The watering-down of the scheme leaves Turnbull with the choice of supporting the Government and publicly displaying the splits within his own Coalition, or maintaining his opposition on other grounds and playing to the Government’s portrayal of him as ideologically extreme and contrarian. The pre-emptive nature of the announcement also continues the peculiar Government obsession of not negotiating with the Coalition in the Senate, enabling it to persist with its strategy of claiming the Opposition is remorselessly negative. The Coalition is now in a very difficult position on the issue.

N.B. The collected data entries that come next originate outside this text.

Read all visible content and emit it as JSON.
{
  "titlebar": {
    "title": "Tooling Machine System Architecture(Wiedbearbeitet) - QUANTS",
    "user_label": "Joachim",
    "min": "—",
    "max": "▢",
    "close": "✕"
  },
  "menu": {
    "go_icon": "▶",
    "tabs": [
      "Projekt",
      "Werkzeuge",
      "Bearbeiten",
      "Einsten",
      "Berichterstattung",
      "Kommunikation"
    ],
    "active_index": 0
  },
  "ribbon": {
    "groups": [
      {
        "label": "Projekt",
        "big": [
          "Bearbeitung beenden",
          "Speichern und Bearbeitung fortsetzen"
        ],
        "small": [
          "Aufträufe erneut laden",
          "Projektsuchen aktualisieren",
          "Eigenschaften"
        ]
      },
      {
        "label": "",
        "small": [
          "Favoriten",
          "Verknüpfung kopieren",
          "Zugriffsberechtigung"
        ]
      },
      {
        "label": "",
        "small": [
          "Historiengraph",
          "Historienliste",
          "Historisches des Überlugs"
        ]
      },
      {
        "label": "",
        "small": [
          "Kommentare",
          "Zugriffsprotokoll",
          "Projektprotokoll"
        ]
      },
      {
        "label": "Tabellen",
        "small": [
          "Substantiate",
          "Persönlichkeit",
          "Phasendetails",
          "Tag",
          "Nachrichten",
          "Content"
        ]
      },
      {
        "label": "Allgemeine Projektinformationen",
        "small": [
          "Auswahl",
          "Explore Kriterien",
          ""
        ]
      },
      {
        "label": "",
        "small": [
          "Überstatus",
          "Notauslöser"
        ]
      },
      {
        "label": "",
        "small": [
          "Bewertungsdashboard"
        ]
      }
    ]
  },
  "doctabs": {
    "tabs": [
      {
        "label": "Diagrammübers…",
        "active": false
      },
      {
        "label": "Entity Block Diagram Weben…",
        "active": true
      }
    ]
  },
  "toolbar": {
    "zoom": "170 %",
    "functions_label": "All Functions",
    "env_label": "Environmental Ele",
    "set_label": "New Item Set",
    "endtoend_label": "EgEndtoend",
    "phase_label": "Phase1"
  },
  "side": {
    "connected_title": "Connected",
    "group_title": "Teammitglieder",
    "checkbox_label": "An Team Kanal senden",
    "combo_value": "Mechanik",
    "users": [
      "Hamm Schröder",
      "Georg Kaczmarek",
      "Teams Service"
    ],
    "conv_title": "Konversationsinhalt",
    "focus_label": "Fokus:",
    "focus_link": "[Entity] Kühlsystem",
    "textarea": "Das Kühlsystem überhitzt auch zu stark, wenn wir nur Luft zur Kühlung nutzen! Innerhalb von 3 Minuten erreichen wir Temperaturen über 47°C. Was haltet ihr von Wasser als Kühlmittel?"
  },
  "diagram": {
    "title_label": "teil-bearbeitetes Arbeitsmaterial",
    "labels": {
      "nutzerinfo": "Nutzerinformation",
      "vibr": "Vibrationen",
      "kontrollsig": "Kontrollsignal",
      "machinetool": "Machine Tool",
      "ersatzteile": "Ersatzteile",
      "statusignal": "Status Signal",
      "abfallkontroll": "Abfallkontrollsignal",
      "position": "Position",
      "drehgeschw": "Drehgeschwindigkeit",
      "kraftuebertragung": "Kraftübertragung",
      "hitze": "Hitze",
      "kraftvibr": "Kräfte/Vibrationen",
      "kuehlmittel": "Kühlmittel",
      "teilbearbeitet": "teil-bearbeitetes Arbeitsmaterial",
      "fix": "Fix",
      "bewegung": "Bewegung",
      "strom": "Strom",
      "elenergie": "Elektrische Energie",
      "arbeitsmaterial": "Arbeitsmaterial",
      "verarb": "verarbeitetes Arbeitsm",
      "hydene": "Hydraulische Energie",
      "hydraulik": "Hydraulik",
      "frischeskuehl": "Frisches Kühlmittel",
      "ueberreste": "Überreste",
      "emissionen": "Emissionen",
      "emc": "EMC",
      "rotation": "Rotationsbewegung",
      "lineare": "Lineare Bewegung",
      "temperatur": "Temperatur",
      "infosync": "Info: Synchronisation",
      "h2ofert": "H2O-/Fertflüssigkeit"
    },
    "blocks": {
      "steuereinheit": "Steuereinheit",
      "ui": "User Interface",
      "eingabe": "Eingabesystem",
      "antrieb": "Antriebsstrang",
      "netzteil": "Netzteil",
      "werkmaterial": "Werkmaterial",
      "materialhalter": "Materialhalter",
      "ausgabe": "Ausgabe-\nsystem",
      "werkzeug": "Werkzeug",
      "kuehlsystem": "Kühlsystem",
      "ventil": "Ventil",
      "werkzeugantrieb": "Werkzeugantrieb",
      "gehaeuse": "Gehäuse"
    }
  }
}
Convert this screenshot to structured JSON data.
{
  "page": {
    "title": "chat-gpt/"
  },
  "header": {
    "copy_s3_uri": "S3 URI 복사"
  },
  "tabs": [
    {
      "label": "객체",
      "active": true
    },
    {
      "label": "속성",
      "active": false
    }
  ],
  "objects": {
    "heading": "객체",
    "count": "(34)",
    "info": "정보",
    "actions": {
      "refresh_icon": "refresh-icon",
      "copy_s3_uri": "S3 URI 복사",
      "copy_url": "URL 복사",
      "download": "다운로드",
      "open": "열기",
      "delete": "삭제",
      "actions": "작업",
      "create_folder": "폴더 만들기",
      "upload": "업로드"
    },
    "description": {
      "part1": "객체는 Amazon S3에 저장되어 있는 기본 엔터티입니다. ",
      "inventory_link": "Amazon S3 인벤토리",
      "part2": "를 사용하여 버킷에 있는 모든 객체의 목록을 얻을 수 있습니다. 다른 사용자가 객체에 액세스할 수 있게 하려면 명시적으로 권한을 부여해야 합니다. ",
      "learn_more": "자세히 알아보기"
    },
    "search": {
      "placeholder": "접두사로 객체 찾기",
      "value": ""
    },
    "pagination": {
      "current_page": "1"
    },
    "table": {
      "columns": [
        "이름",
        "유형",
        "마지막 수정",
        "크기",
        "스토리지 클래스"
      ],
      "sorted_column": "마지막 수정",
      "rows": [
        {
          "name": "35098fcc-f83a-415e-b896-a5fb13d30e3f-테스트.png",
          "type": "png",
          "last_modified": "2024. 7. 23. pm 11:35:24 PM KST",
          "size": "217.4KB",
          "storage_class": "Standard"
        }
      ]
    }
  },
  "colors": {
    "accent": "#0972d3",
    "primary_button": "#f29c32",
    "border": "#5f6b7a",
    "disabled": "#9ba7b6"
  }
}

The changes will mean the costs of reducing Australia’s emissions will be greater, and Australia will go to the Copenhagen conference with a scheme that creates little incentive for any transition to a low-economy. Achieving a 25% reduction target will now be substantially more difficult with no contribution from large polluters, a delay and a capped price in the first year. It continues the remarkable string of victories big polluters have scored in neutering action on climate change, coming after last week’s exemption to the mandatory renewable energy target.

However, the Government will have regained control of the issue, which has always primarily been a political tool for it rather than a serious challenge to prevent climate change.